Old Town was built up between the 1860s and the 1890s. This is the oldest section of Victoria. It encompasses a number of popular shopping districts, including Market Square, Johnson Street, Chinatown and Bastion Square. Both local and international brands are represented in Old Town as well as green companies, like Hemp & Company. Many restaurants and pubs can be found in this area. Some places are not accessible but the majority are. Usually somewhere by the water’s edge is a street performer playing the violin and dressed as Darth Vader from Stars Wars.
Getting to and around Victoria
The most common way to travel to Victoria is by boat, two of the most popular are the BC Ferries and the Clipper. After docking it’s still a good 45 minutes to downtown Victoria. To get around once on the island you can use either the taxi service or bus system in Victoria. Many areas of Victoria are relatively flat so cruising around is a possibility. Sidewalk curb cutouts were really wide and made it really easy to cross streets.
Things to See and Do
The Empress Hotel represented old-world craftsmanship, created by talented artists, piece by piece. The intricately carved ceilings, stain glass and furniture was all fit for Queen Victoria herself. The Empress Hotel is an iconic symbol for the city of Victoria itself and is the oldest hotel in the city. The hotel was built between 1904 and 1908 with additional wings added between 1909 and 1914, and in 1928. During these days the hotel played hostess to kings, queens, movie stars and many famous people, so the exquisite detailing of the decor is eloquent craftsmanship and style.It is located on Government Street right across from the harbor and adjacent to the Parliament building. The hotel has 477 rooms, with most either overlooking the water or the hotel’s rear courtyard gardens. It has four restaurants, including The Bengal Lounge, which is decorated in Victorian-era, Colonial Indian style (when Queen Victoria was the Empress of India). The hotel has gym facilities, a whirlpool bath and an indoor swimming pool.
The hotel is well-known for its classic Edwardian afternoon tea service. During the summer months, the hotel serves tea along with tea sandwiches, fresh scones, preserves in its ‘Tea Lobby’ to more than 800 guests and tourists. Afternoon tea is approximately $60 per person, and reservations are often required one or two weeks in advance.
Recently there has been a revision to the hotel which has added a conference room as well as a new entrance. For a wheelchair traveler to view this historic hotel, one must enter the hotel from this new entrance that is to the far left of the original one. Once inside take the ramp past the lobby to reach the elevator that will allow you to explore the original parts of the Empress Hotel. To the right of the original entrance is ramp but you won’t get too far due to stairs.

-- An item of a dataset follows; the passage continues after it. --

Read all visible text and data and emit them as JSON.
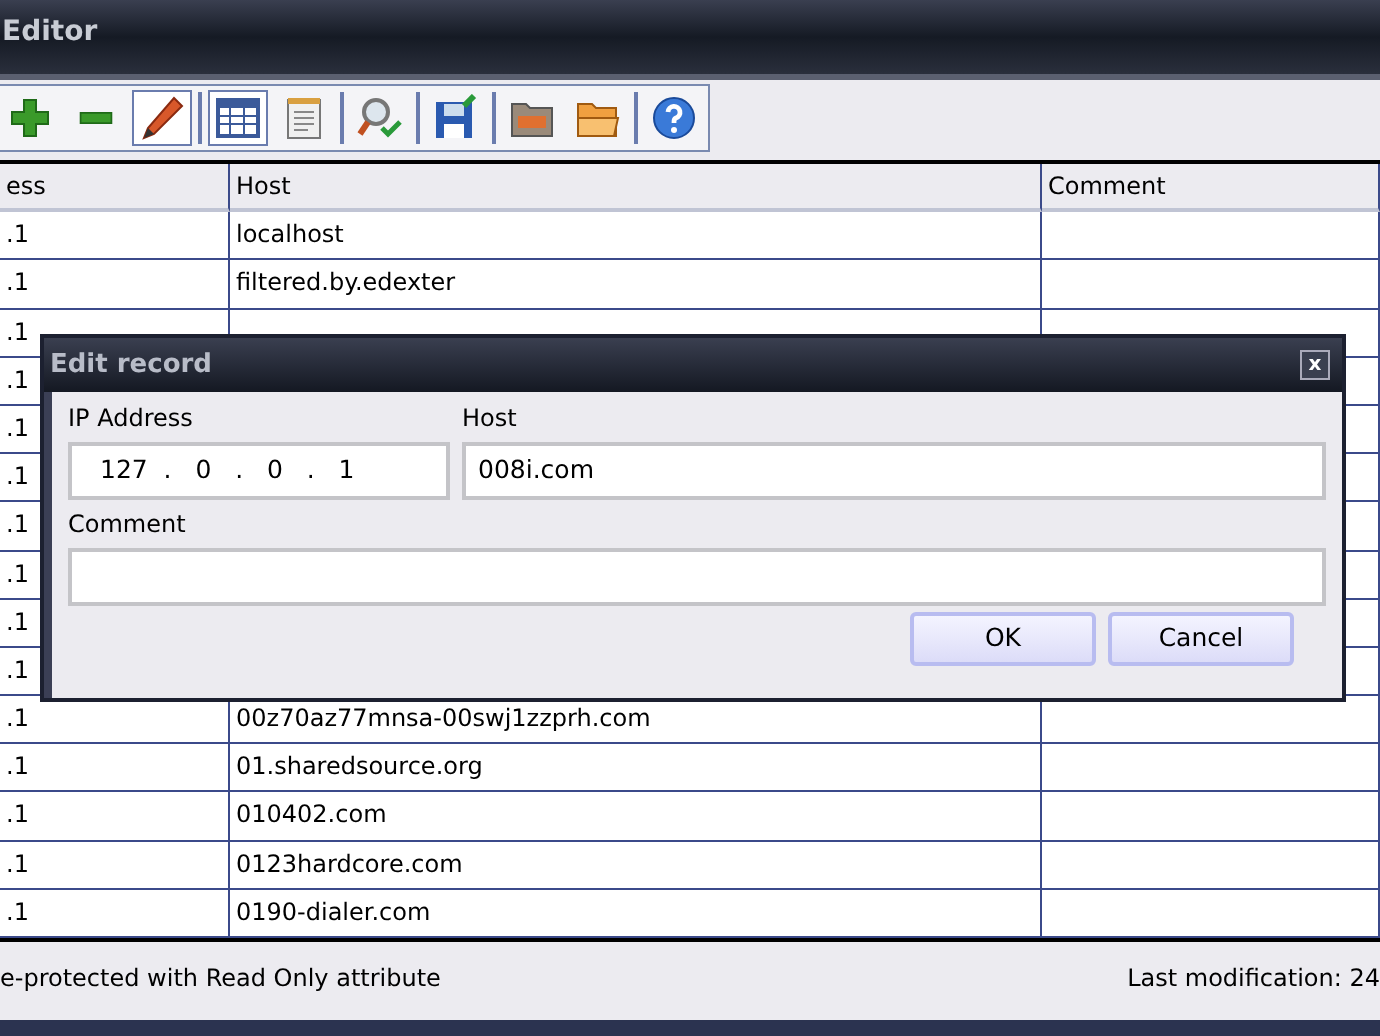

Also located in the hotel is Miniature World, which is on left side of the hotel and can only be accessed on the perimeter of the hotel versus navigating through the inside of it. There are quite a few other businesses situated on the premises too. Five Star Whale Watching is next to us on Humboldt Street along with Snappy Photo. Jade Jewellery, and Liberty Coffee Shop are on Douglas Street.
Miniature World turned out to be right around the corner from the Empress Hotel, so I raced over there hoping to catch it still open, and it was. There were two people at the desk when I came in, “Is this the place with the tiny monkeys the size of a thumb?” They both looked at me then each other then back at me, “huh?” they both said in unison. I explained how I vacationed to Victoria with my family when I was about 10 and what I remembered. The manager’s eyes lit up and told me how she had been living here for about 10 years and a few years back the monkey exhibit was removed. Where all the monkeys went, she didn’t know. Just like that my monkey dreams turned into fairy dust and vanished but I remained tickled that I had seen them at all. (Later my sister told me that they were called pygmy marmoset monkeys after the French word marmouset, which means shrimp, or dwarf.) “Okay, so what is Miniature World?”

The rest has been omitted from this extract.